Comment by b89kim

4 months ago

I’ve been benchmarking GGUF quants for Python tasks under some hardware configs.

  - 4090 : 27b-q4_k_m
  - A100: 27b-q6_k
  - 3*A100: 122b-a10b-q6_k_L

Using the Qwen team's "thinking" presets, I found that non-agentic coding performance doesn't feel significant leap over unquantized GPT-OSS-120B. It shows some hallucination and repetition for mujoco codes with default presence penalty. 27b-q4_k_m with 4090 generates 30~35 tok/s in good quality.

3 comments

b89kim

dryarzeg 4 months ago

That's quite a specific task for local models like these though (I mean mujoco), so it might be underrepresented in the training data or RL. I'm not sure if you will be able to see a significant leap in this direction in the next 0.5-2 years, although it's still possible.

b89kim 4 months ago
I’ve been testing these on other tasks—IK, Kalman filters, and UI/DB boilerplate. Qwen3.5 is multimodal and specialized for js/webdev or agentic coding. It’s not surprising MoE model have some limitations in specific area. I understand most LLM have limited ability in mathematical/physical reasoning. And I don't think these tasks represent general performance. I'm just sharing personal experiences for those curious.
- dryarzeg 4 months ago
  
  For me, the main issue with all kinds of recent "advancements" in LLMs is their lack in ability to generalize and extrapolate existing knowledge; they often can be quite weak when it comes to complex associations. Because while many LLMs can demonstrate sufficient theoretical knowledge in maths and physics - and by "sufficient" I mean at least postgraduate level - they often simply fail to apply this knowledge in fields that are closer to real life.

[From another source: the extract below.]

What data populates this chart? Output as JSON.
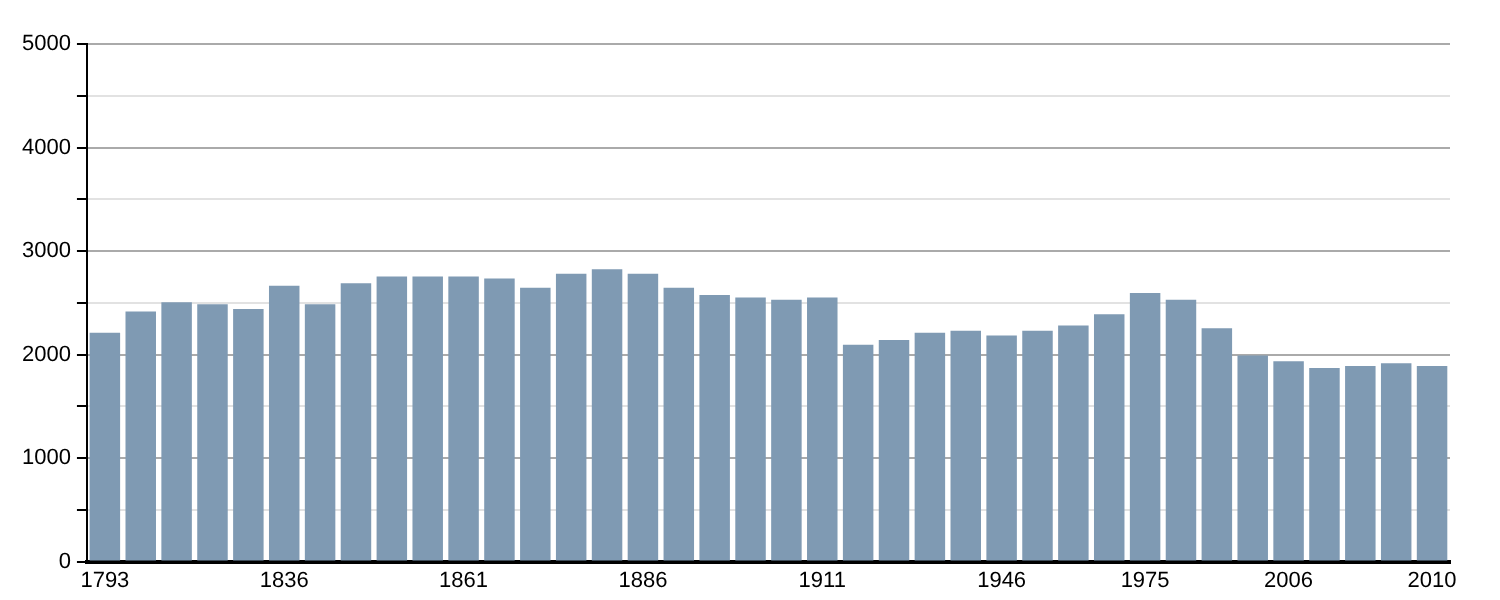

At least, that's what I've seen from my experience. They're fine with theory, but once it comes to application, it's all messed up - even in their main "specializations" such as web development or other software-related tasks. And that's... kinda disappointing for me and even makes me a bit sad. We have a powerful tool, but we can't use it's true potential either because we're using it in the wrong way or because it's architecture cannot support this true potential.